Рот его будто заклеился. Он больше ничего не говорил. Три мальчика в пылающем камине стояли недвижно, по колено в огне, и слезы текли по их загорелым щекам.

За ее спиной вырос Юкинага — седой Ульген. Он взял ее за плечи, развернул лицом к статуе огромного, медного, покрытого зеленой плесенью Будды. Заставил опуститься перед ним на колени.

Что я делаю, я, русская девчонка. Я же верую во Христа. Вот и крестик у меня меж грудей… Ты давным-давно на Востоке, дура. Ты уже сжилась со всем здешним, так давай, принимай правила их дикой игры. Они играют — поиграй и ты. Только не переходи черту. Какую же, Господи?! Они говорят, что и Ты был тут… жил… принимал сладость здешнего Ученья. Будда был старше Тебя на двести лет. Это неважно. В ту пору люди жили долго, долго. В Библии написано про Мафусаила: девятьсот с гаком лет прожил он на земле, — ну и что?.. Зачем так много?.. Ничего же не изменилось. Ни во время его жизни, ни после. Так же недосягаема твердь небесная. Так же бездонна пучина. Так же лживы и неправедны люди. Так же непререкаема смерть. Так же сильна, как смерть, лю…

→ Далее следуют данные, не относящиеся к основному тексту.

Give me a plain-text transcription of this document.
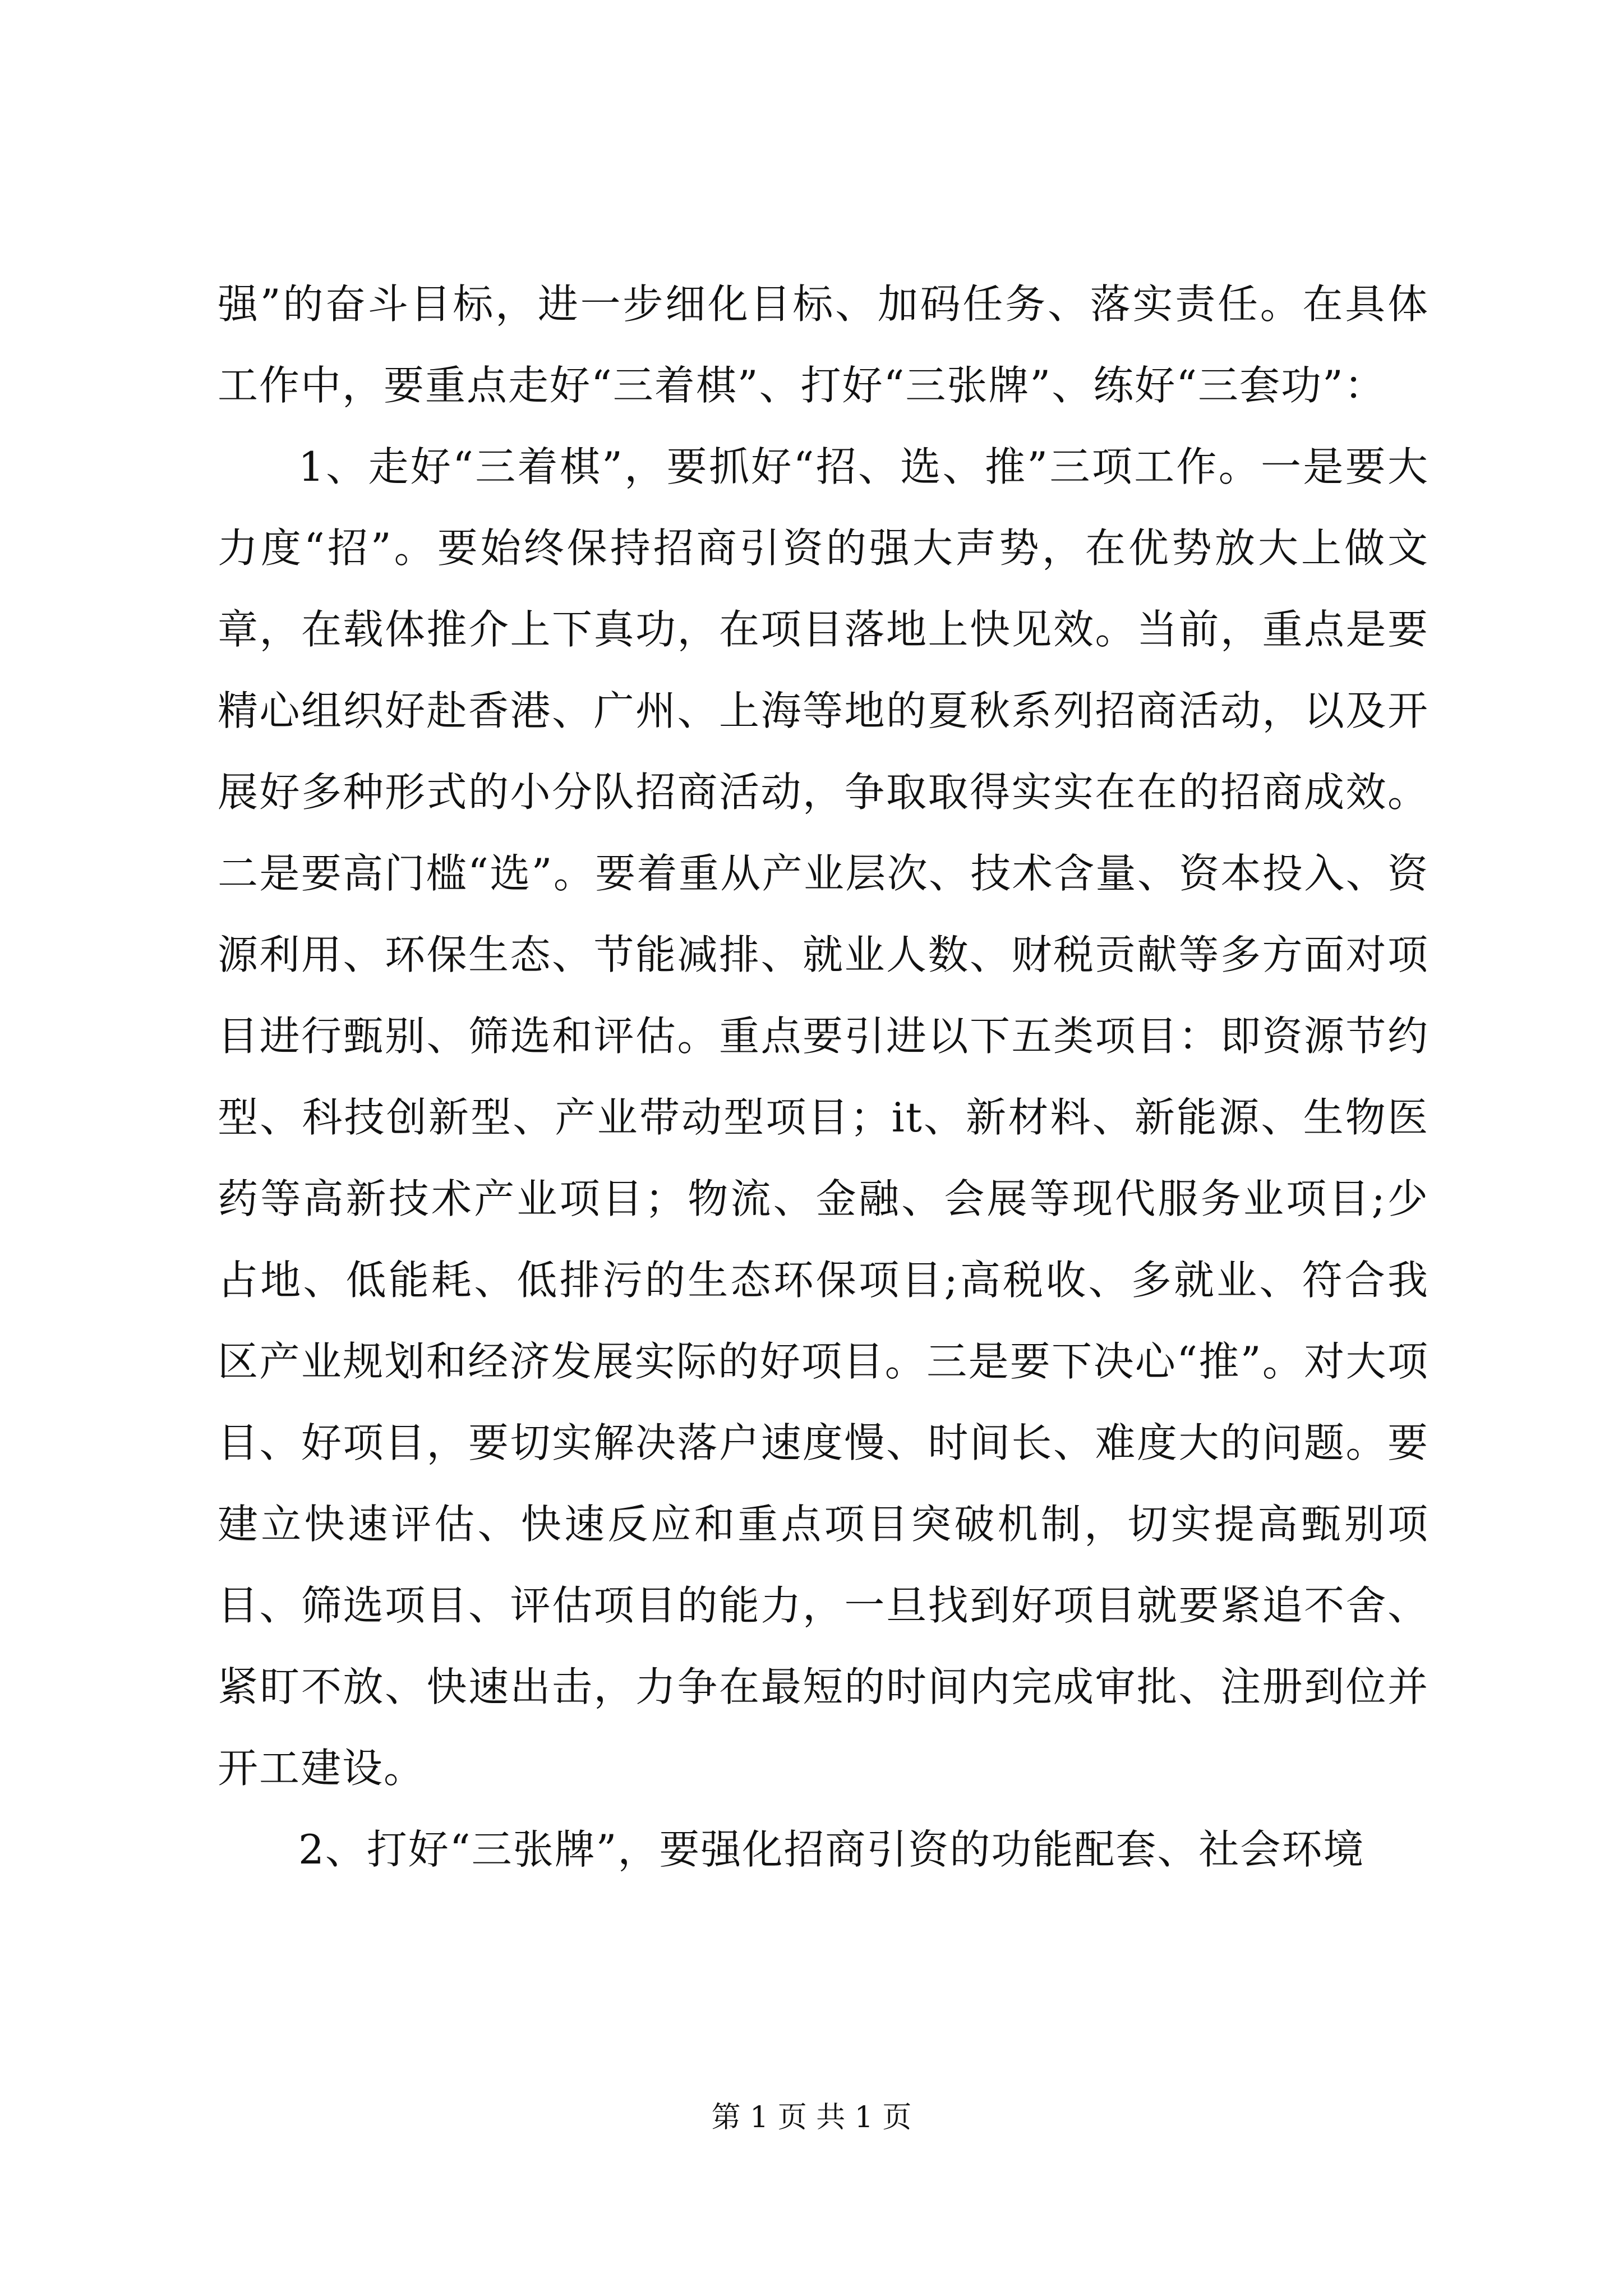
强”的奋斗目标，进一步细化目标、加码任务、落实责任。在具体工作中，要重点走好“三着棋”、打好“三张牌”、练好“三套功”：

1、走好“三着棋”，要抓好“招、选、推”三项工作。一是要大力度“招”。要始终保持招商引资的强大声势，在优势放大上做文章，在载体推介上下真功，在项目落地上快见效。当前，重点是要精心组织好赴香港、广州、上海等地的夏秋系列招商活动，以及开展好多种形式的小分队招商活动，争取取得实实在在的招商成效。二是要高门槛“选”。要着重从产业层次、技术含量、资本投入、资源利用、环保生态、节能减排、就业人数、财税贡献等多方面对项目进行甄别、筛选和评估。重点要引进以下五类项目：即资源节约型、科技创新型、产业带动型项目；it、新材料、新能源、生物医药等高新技术产业项目；物流、金融、会展等现代服务业项目;少占地、低能耗、低排污的生态环保项目;高税收、多就业、符合我区产业规划和经济发展实际的好项目。三是要下决心“推”。对大项目、好项目，要切实解决落户速度慢、时间长、难度大的问题。要建立快速评估、快速反应和重点项目突破机制，切实提高甄别项目、筛选项目、评估项目的能力，一旦找到好项目就要紧追不舍、紧盯不放、快速出击，力争在最短的时间内完成审批、注册到位并开工建设。

2、打好“三张牌”，要强化招商引资的功能配套、社会环境

第 1 页 共 1 页
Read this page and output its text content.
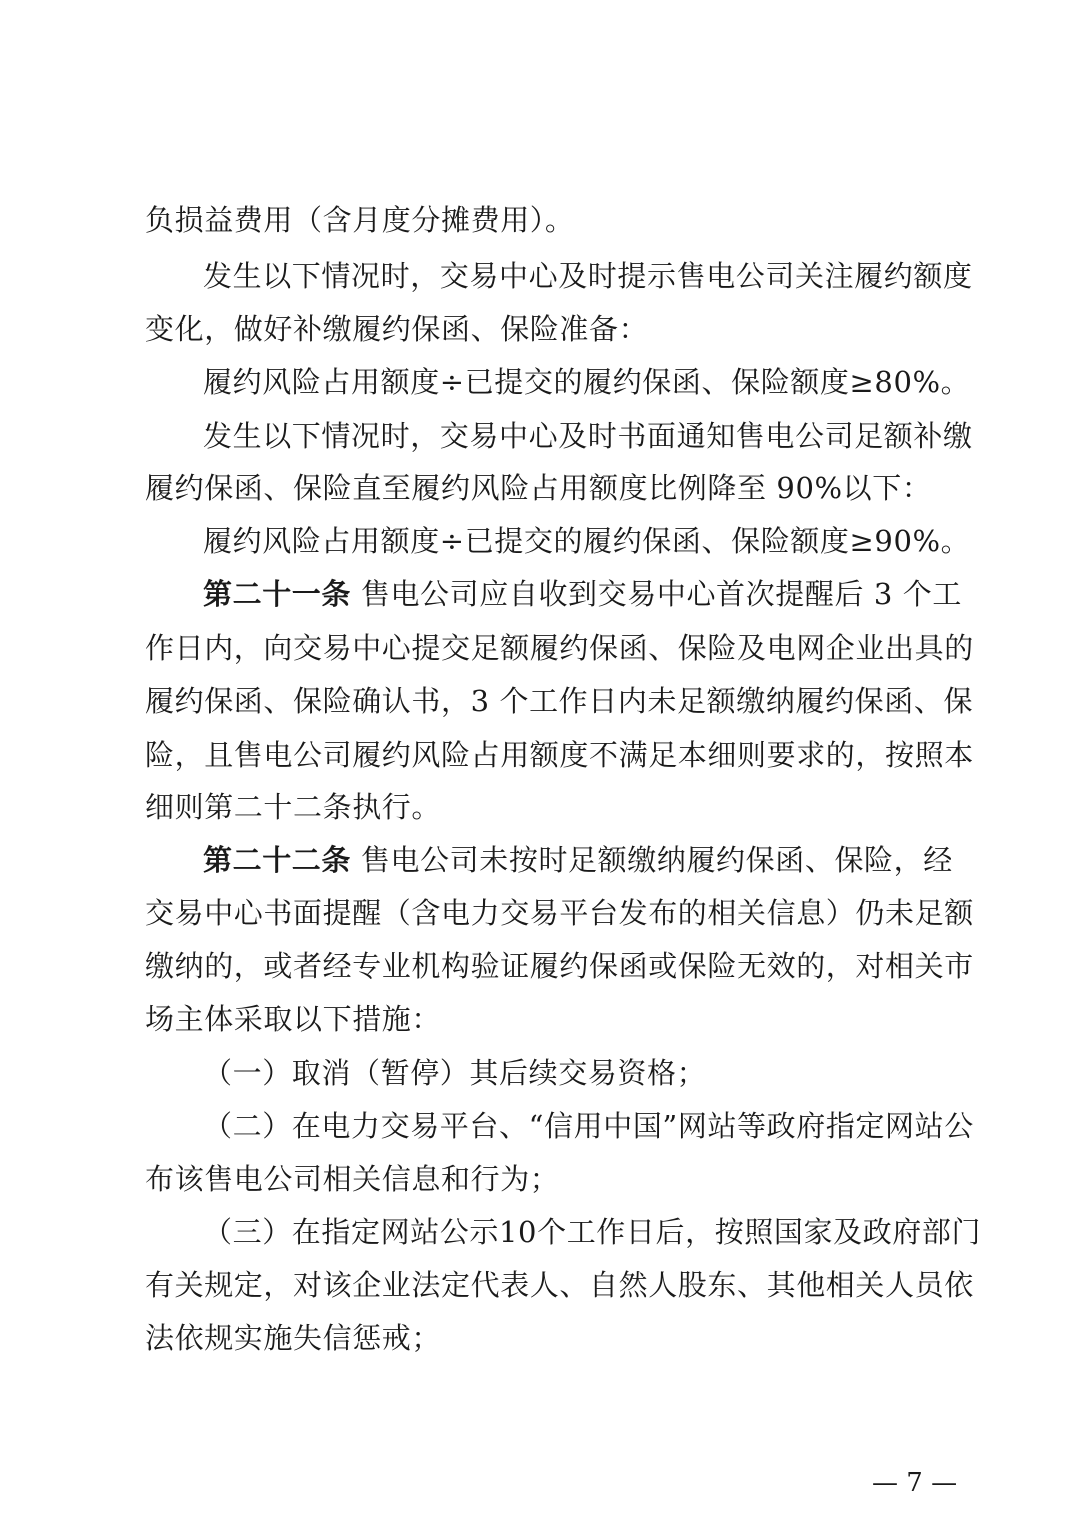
负损益费用（含月度分摊费用）。
发生以下情况时，交易中心及时提示售电公司关注履约额度
变化，做好补缴履约保函、保险准备：
履约风险占用额度÷已提交的履约保函、保险额度≥80%。
发生以下情况时，交易中心及时书面通知售电公司足额补缴
履约保函、保险直至履约风险占用额度比例降至 90%以下：
履约风险占用额度÷已提交的履约保函、保险额度≥90%。
第二十一条 售电公司应自收到交易中心首次提醒后 3 个工
作日内，向交易中心提交足额履约保函、保险及电网企业出具的
履约保函、保险确认书，3 个工作日内未足额缴纳履约保函、保
险，且售电公司履约风险占用额度不满足本细则要求的，按照本
细则第二十二条执行。
第二十二条 售电公司未按时足额缴纳履约保函、保险，经
交易中心书面提醒（含电力交易平台发布的相关信息）仍未足额
缴纳的，或者经专业机构验证履约保函或保险无效的，对相关市
场主体采取以下措施：
（一）取消（暂停）其后续交易资格；
（二）在电力交易平台、“信用中国”网站等政府指定网站公
布该售电公司相关信息和行为；
（三）在指定网站公示10个工作日后，按照国家及政府部门
有关规定，对该企业法定代表人、自然人股东、其他相关人员依
法依规实施失信惩戒；
— 7 —
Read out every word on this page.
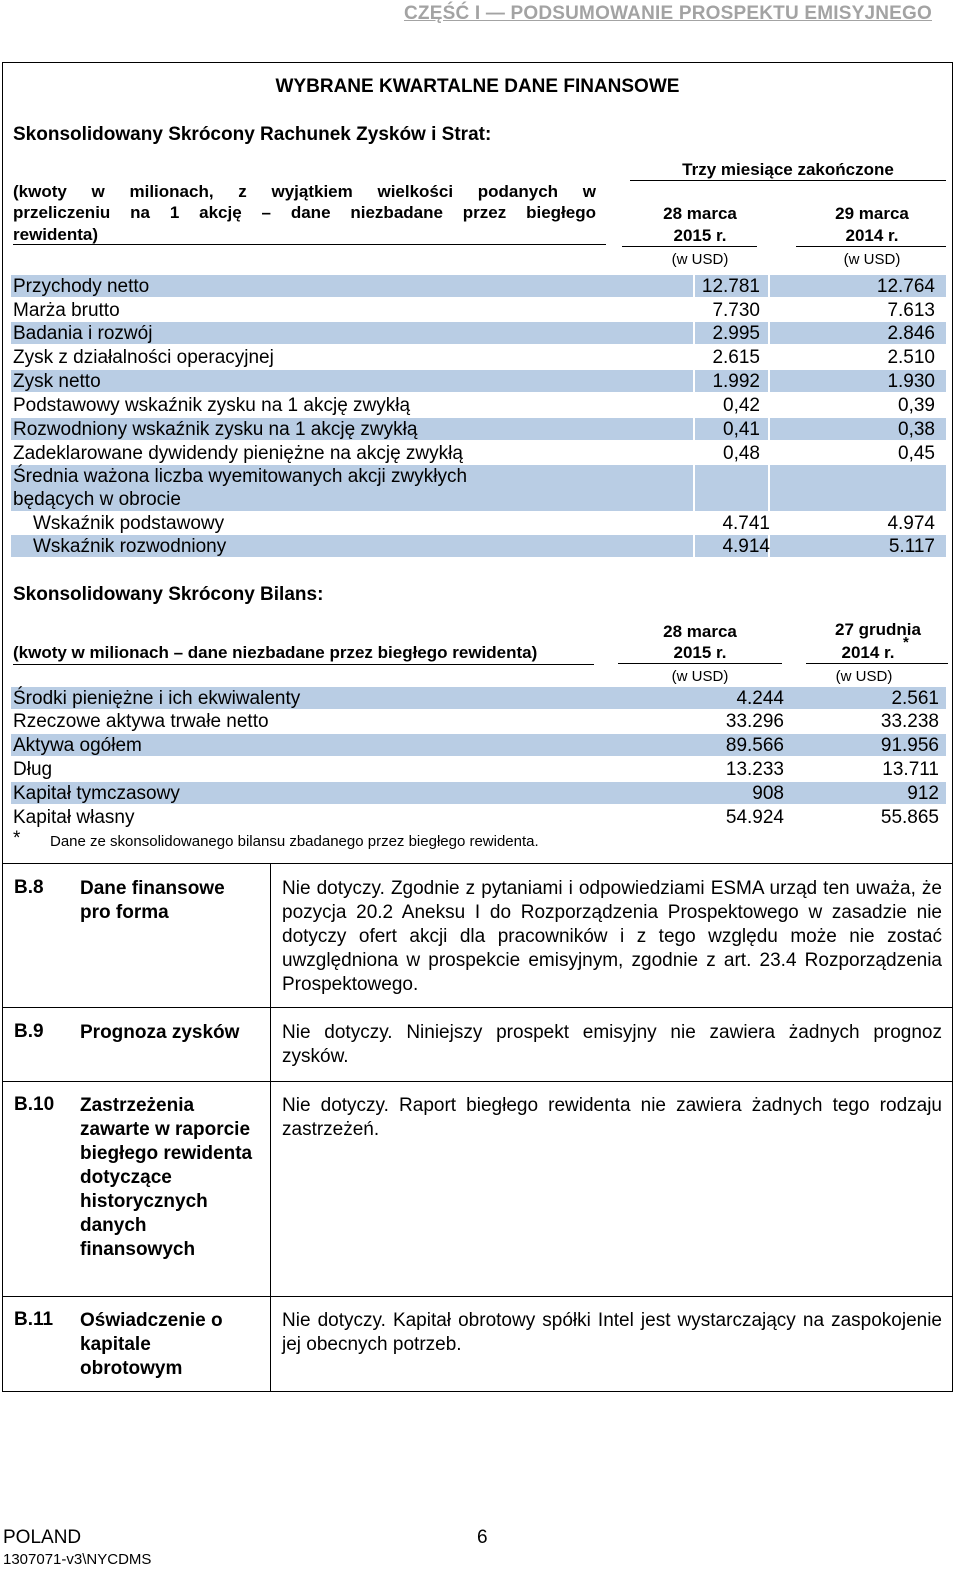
CZĘŚĆ I — PODSUMOWANIE PROSPEKTU EMISYJNEGO
WYBRANE KWARTALNE DANE FINANSOWE
Skonsolidowany Skrócony Rachunek Zysków i Strat:
(kwoty w milionach, z wyjątkiem wielkości podanych w
przeliczeniu na 1 akcję – dane niezbadane przez biegłego
rewidenta)
Trzy miesiące zakończone
28 marca
2015 r.
(w USD)
29 marca
2014 r.
(w USD)
Przychody netto	12.781	12.764
Marża brutto	7.730	7.613
Badania i rozwój	2.995	2.846
Zysk z działalności operacyjnej	2.615	2.510
Zysk netto	1.992	1.930
Podstawowy wskaźnik zysku na 1 akcję zwykłą	0,42	0,39
Rozwodniony wskaźnik zysku na 1 akcję zwykłą	0,41	0,38
Zadeklarowane dywidendy pieniężne na akcję zwykłą	0,48	0,45
Średnia ważona liczba wyemitowanych akcji zwykłych
będących w obrocie
Wskaźnik podstawowy	4.741	4.974
Wskaźnik rozwodniony	4.914	5.117
Skonsolidowany Skrócony Bilans:
(kwoty w milionach – dane niezbadane przez biegłego rewidenta)
28 marca
2015 r.
(w USD)
27 grudnia
2014 r.
*
(w USD)
Środki pieniężne i ich ekwiwalenty	4.244	2.561
Rzeczowe aktywa trwałe netto	33.296	33.238
Aktywa ogółem	89.566	91.956
Dług	13.233	13.711
Kapitał tymczasowy	908	912
Kapitał własny	54.924	55.865
* Dane ze skonsolidowanego bilansu zbadanego przez biegłego rewidenta.
B.8 Dane finansowe pro forma
Nie dotyczy. Zgodnie z pytaniami i odpowiedziami ESMA urząd ten uważa, że pozycja 20.2 Aneksu I do Rozporządzenia Prospektowego w zasadzie nie dotyczy ofert akcji dla pracowników i z tego względu może nie zostać uwzględniona w prospekcie emisyjnym, zgodnie z art. 23.4 Rozporządzenia Prospektowego.
B.9 Prognoza zysków	Nie dotyczy. Niniejszy prospekt emisyjny nie zawiera żadnych prognoz zysków.
B.10 Zastrzeżenia zawarte w raporcie biegłego rewidenta dotyczące historycznych danych finansowych
Nie dotyczy. Raport biegłego rewidenta nie zawiera żadnych tego rodzaju zastrzeżeń.
B.11 Oświadczenie o kapitale obrotowym
Nie dotyczy. Kapitał obrotowy spółki Intel jest wystarczający na zaspokojenie jej obecnych potrzeb.
POLAND	6
1307071-v3\NYCDMS
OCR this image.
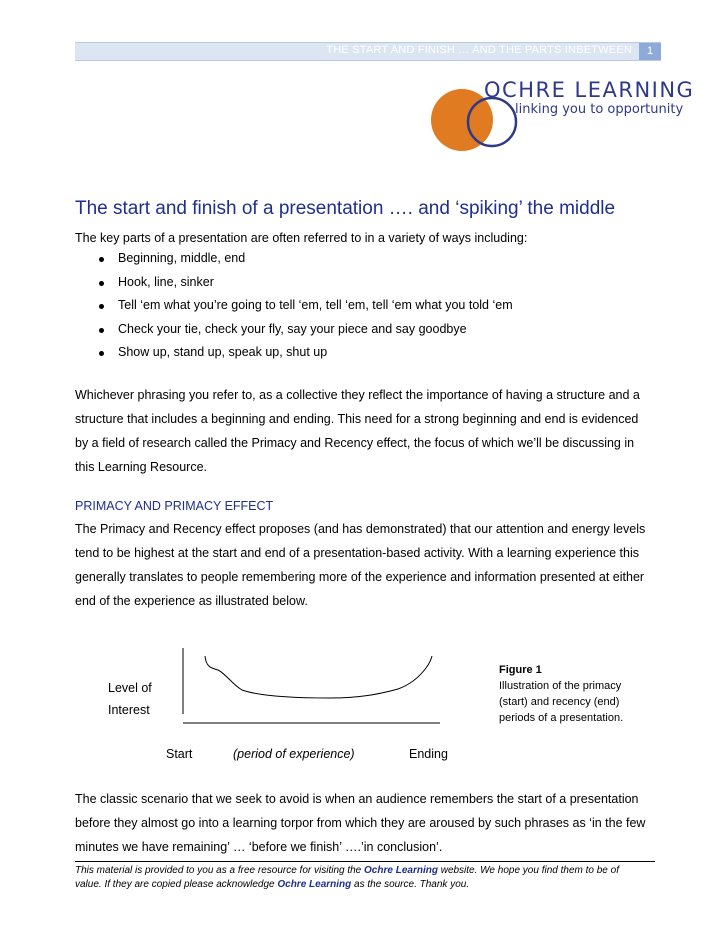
THE START AND FINISH … AND THE PARTS INBETWEEN	1
OCHRE LEARNING
linking you to opportunity
The start and finish of a presentation …. and ‘spiking’ the middle

The key parts of a presentation are often referred to in a variety of ways including:

Beginning, middle, end
Hook, line, sinker
Tell ‘em what you’re going to tell ‘em, tell ‘em, tell ‘em what you told ‘em
Check your tie, check your fly, say your piece and say goodbye
Show up, stand up, speak up, shut up
Whichever phrasing you refer to, as a collective they reflect the importance of having a structure and a
structure that includes a beginning and ending. This need for a strong beginning and end is evidenced
by a field of research called the Primacy and Recency effect, the focus of which we’ll be discussing in
this Learning Resource.
PRIMACY AND PRIMACY EFFECT
The Primacy and Recency effect proposes (and has demonstrated) that our attention and energy levels
tend to be highest at the start and end of a presentation-based activity. With a learning experience this
generally translates to people remembering more of the experience and information presented at either
end of the experience as illustrated below.
Level of
Interest
Start	(period of experience)	Ending
Figure 1
Illustration of the primacy
(start) and recency (end)
periods of a presentation.
The classic scenario that we seek to avoid is when an audience remembers the start of a presentation
before they almost go into a learning torpor from which they are aroused by such phrases as ‘in the few
minutes we have remaining’ … ‘before we finish’ ….’in conclusion’.
This material is provided to you as a free resource for visiting the Ochre Learning website. We hope you find them to be of
value. If they are copied please acknowledge Ochre Learning as the source. Thank you.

…зеленотелый темный медный Будда вздронул, ожил, протянул медные руки к ней с пьедестала. Она не удивлялась ничему: должно быть, ее напоили из яшмовой чаши успокаивающим древним напитком, от глотка которого становишься равнодушным, тихим. И крылья от рук тихо, незаметно отстегнули, оторвали, нежно отцепили, чтоб на свободе летали, порхали готовые к любви руки. Меднозеленый Будда тихо сказал:

— Милая, родная Лесико, ты всю жизнь ждала меня? Ты скучала по мне?

И она радостно поглядела в его широкое раскосое лицо и медленно, отчеканивая каждый слог, ответила, и голос ее разнесся по закоулкам дацана:

— Я ждала тебя всю жизнь. Я скучала по тебе. Сойди ко мне с камня своего. Будь живым. Ты не памятник. Ты не Бог. Ты живой, и я тебя люблю.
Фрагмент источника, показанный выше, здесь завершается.